My group and I only recently started playing Warhammer though I had purchased my copy a long time ago and quite frankly in 25 years of role-playing games this is the first time I have played a role-playing game where at the end of the first session I didn't say "Ya it was fun BUT… xxxx complaints here about the system".
I think three things make this a genre redefining and totally revolutionary system.
First and foremost is the dice pool which in on itself tells a story about not just what the result was, but how the player came to the result. I love the idea of saying "hey your hands are wet because its raining, this black misfortune die represents that".. Than whent he roll is made if something bad happens as a result of that black die, you know exactly what the cause was. This by itself is light years ahead of anything I have seen in a game before.
Secondaly its the first time I have ever seen a role-playing game where everyone at the table knows everything that is going on, aka what the status of everything is. We know positions but we also know the health, condition, level of preperation and all the abilities that might come into play. We don't have to remember that the mage has X hitpoints left, or has X spells available or that have been used. The mystery of the tactical sitution in any given scene is completetly unvailabed by the available cards and tokens and this allows the game to always remain in the narrative rather than people trying to keep track of various stats by erasing, writing and erasing all the time. I absolutly love this aspect of the game and my players while initially a bit resistant ultimatly came to the same conclusion, its much easier to draw a card and put it in front of you than hidden on some character sheet somewhere.

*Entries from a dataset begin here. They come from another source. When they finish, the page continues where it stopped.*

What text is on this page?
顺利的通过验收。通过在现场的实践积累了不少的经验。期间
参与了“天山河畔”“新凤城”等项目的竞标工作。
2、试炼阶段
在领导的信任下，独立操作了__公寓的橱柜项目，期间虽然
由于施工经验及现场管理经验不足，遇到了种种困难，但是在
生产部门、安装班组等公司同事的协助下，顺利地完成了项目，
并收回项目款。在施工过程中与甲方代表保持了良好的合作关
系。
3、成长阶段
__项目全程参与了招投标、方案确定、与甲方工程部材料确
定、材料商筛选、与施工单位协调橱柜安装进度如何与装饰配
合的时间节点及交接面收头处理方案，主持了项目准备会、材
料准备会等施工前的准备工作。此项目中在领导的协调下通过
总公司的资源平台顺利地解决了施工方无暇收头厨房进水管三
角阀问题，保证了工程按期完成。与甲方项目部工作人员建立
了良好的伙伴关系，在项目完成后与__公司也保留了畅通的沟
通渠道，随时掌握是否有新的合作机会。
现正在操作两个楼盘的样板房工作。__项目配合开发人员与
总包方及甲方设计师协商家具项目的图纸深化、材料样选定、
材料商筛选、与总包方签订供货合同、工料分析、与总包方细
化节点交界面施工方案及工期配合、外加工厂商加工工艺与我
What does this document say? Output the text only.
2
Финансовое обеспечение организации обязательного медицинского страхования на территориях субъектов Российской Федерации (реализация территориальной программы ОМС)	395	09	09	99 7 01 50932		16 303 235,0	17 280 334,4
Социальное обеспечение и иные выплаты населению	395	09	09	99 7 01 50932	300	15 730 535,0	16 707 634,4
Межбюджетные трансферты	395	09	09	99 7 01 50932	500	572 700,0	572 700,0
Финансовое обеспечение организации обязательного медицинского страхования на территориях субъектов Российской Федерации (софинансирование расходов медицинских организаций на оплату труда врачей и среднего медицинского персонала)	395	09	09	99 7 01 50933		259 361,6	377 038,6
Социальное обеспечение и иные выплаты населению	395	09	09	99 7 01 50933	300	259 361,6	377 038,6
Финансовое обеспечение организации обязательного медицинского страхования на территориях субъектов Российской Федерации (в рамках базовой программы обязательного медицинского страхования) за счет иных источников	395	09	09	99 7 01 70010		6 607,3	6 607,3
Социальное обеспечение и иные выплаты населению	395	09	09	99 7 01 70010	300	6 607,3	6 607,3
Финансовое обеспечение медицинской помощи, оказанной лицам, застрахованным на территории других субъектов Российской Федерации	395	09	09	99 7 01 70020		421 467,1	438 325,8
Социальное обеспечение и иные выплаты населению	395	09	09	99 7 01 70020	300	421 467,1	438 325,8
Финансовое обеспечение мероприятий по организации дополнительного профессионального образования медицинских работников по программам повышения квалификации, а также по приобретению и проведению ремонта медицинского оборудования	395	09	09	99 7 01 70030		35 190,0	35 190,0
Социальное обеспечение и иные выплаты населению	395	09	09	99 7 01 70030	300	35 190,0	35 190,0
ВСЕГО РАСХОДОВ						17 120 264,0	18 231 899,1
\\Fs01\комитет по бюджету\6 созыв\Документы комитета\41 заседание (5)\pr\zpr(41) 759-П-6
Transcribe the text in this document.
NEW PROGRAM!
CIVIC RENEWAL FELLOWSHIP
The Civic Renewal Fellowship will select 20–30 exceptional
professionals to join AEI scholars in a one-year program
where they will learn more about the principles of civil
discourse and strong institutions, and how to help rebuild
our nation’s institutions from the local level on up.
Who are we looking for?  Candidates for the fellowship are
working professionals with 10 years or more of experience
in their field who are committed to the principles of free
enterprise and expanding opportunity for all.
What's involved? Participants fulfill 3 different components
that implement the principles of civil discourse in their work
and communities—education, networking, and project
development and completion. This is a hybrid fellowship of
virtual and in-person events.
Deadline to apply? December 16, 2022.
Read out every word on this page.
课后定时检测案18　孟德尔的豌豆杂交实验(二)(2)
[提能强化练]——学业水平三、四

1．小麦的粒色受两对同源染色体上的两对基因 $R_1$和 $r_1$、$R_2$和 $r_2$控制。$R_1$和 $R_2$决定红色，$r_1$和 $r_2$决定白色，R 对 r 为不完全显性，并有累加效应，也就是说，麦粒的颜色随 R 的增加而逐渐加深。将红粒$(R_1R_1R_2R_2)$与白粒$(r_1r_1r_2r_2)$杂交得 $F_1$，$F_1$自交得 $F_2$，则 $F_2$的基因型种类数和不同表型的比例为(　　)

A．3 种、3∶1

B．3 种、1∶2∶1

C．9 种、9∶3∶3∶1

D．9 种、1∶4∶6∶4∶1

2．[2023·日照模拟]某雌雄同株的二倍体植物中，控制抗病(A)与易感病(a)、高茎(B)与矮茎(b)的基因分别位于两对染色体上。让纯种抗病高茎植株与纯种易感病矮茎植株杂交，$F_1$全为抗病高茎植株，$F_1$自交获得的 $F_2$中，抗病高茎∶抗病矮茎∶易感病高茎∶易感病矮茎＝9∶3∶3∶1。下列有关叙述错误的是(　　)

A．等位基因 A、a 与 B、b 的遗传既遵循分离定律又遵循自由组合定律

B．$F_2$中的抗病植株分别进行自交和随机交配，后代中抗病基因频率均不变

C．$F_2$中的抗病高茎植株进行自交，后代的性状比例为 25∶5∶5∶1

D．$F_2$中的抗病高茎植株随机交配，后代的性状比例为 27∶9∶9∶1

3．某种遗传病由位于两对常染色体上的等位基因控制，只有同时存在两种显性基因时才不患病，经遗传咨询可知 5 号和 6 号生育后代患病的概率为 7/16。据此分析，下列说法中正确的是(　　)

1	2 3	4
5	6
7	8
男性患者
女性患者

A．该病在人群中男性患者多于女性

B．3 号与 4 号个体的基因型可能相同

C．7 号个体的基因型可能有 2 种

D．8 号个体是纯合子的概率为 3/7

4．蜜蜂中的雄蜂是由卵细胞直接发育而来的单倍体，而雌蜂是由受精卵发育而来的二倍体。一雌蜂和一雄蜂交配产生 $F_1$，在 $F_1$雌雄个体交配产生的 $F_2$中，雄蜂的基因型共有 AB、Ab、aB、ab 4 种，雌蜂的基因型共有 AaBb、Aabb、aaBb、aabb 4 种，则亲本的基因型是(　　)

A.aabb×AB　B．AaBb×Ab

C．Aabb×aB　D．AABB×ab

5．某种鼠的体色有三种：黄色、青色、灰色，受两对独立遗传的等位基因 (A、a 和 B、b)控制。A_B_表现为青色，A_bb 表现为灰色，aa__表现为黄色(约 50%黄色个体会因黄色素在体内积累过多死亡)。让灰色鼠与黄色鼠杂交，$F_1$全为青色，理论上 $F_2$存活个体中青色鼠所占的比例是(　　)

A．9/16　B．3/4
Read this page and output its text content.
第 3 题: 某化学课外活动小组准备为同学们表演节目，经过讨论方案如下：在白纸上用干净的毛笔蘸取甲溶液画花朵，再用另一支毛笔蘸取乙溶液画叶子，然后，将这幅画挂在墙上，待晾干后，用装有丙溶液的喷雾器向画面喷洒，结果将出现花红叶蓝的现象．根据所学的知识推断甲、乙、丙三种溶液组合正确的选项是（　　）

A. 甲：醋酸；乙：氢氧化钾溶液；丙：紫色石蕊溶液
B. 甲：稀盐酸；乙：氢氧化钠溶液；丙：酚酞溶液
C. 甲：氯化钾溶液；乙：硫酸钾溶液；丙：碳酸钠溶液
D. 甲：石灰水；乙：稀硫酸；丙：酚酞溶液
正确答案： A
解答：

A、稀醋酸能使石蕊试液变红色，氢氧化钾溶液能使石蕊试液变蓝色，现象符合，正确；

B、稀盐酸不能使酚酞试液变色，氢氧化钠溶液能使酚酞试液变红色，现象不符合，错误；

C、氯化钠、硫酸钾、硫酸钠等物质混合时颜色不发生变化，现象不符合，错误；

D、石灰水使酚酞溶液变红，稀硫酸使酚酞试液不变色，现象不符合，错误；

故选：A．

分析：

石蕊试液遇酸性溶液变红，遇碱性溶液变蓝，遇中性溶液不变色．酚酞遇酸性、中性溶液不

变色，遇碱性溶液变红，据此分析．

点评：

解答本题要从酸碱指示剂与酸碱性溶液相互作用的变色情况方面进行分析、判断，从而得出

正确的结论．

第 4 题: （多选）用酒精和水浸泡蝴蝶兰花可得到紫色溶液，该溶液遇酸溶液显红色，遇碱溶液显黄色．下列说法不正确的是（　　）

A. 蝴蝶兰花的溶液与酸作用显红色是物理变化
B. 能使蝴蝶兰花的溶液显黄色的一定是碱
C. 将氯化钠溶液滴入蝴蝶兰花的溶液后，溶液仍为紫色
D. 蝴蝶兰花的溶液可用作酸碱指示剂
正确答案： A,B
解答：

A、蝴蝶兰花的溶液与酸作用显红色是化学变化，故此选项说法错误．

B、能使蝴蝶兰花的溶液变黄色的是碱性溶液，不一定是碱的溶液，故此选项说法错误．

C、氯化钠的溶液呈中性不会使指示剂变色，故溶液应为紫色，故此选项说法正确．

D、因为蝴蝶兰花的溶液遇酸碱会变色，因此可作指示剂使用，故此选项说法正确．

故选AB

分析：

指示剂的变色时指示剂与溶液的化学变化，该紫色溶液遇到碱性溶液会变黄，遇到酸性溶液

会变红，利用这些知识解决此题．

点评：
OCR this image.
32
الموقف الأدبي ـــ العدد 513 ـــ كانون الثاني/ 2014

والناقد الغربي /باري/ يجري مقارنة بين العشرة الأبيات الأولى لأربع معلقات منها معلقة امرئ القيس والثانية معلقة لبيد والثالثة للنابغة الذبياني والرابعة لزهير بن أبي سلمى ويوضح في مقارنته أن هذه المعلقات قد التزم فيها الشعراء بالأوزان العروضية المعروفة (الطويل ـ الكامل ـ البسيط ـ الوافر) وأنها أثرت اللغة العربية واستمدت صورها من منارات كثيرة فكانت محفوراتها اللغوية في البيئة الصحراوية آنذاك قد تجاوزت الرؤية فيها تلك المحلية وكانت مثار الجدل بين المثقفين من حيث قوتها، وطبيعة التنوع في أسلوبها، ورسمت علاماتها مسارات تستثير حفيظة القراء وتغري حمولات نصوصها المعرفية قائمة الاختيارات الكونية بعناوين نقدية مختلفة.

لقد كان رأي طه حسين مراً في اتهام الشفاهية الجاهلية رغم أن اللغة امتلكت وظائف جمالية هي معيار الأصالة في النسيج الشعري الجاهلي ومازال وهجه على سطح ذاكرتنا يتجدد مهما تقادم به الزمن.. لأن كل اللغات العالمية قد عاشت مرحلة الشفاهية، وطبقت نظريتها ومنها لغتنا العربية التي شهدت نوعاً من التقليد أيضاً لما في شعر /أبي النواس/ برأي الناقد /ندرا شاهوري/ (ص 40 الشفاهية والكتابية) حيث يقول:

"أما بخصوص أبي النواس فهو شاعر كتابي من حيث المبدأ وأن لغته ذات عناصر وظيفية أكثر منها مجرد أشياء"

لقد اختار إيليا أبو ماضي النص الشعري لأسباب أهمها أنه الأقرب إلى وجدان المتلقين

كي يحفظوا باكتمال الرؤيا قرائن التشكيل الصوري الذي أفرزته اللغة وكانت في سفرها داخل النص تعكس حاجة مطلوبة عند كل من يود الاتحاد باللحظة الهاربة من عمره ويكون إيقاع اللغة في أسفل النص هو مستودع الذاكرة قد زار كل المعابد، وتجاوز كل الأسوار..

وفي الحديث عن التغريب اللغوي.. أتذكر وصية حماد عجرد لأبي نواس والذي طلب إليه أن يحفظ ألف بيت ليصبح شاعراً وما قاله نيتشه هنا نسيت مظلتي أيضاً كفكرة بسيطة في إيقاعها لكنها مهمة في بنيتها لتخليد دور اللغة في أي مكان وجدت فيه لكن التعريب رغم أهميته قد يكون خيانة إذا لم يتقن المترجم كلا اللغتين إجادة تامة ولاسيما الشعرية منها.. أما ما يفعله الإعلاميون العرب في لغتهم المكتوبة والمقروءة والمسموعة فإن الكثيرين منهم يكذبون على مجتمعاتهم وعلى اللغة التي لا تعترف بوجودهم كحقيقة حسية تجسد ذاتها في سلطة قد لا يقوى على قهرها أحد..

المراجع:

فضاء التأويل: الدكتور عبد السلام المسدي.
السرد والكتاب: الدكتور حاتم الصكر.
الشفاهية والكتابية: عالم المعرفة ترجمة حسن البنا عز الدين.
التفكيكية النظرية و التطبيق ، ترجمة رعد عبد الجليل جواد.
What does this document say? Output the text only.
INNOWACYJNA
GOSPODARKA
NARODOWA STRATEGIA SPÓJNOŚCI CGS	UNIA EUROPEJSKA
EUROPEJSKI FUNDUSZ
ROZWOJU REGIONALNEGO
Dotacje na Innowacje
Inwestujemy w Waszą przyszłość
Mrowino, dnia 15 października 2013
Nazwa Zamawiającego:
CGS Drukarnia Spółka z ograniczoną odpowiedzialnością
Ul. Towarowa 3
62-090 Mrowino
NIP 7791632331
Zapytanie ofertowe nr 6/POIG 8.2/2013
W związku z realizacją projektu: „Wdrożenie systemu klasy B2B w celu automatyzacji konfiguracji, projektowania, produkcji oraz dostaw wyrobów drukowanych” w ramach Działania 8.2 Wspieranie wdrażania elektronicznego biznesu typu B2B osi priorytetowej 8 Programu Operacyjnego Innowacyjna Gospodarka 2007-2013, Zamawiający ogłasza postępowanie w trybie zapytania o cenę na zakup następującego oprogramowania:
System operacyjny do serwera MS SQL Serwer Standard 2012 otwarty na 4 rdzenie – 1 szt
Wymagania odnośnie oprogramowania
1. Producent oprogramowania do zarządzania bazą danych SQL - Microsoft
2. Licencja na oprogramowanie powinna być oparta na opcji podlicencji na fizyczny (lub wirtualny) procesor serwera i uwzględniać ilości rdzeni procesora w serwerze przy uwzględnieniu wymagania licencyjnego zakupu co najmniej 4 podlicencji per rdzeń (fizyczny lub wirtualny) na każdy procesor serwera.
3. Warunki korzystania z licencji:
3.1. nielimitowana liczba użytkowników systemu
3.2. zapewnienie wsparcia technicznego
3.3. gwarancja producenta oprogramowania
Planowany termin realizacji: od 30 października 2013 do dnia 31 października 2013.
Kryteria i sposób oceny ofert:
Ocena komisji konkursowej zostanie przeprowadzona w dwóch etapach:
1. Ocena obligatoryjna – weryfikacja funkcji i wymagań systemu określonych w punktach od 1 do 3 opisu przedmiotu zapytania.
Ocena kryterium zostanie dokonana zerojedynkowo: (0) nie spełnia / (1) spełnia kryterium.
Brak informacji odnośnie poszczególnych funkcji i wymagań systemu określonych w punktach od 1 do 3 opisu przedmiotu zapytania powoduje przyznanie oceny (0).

Finally I think the profession system really helps to nail down the presence of the game world. Players are making more meaningful choices rather than creating choices via exploiting the mechanic. Their is no oppertunity to build the most optimal builds, or diversivy the party in the most optimal way. You pick you professions from a pool of three and while limiting this creates a natural dynamic rather than a superficial.. you play the mage, I'll play the healer and you do a tank. I absolutly HATE that about 4th Edition D&D. its a MMO in paper form and becomes a game about stats, builds and optimization. This game is all about the narrative as your characters profession is a guide for what you are going to create rather than a defining "this is who you are and here is the most optimal way to be the best version of that". I also think this ties great into the systems group think, where players have to make do with what they have rather than create and always existing in the most ideal group makeup. It becomes a game that is less tactical and more story driven. Players in my games are actively avoiding fights, trying to resolve dangerous situations and always showing a legiitmate respect to the possibility of bodily harm and death. This gives the game great realism in the narrative and players/characters act less like invincible super heroes and more like real believable characters in a dangerous fantasy world.
Hands down the best system ever made, made better by easy to track components.
Wow. After reading this I totaly forgot what my complaint was. God post.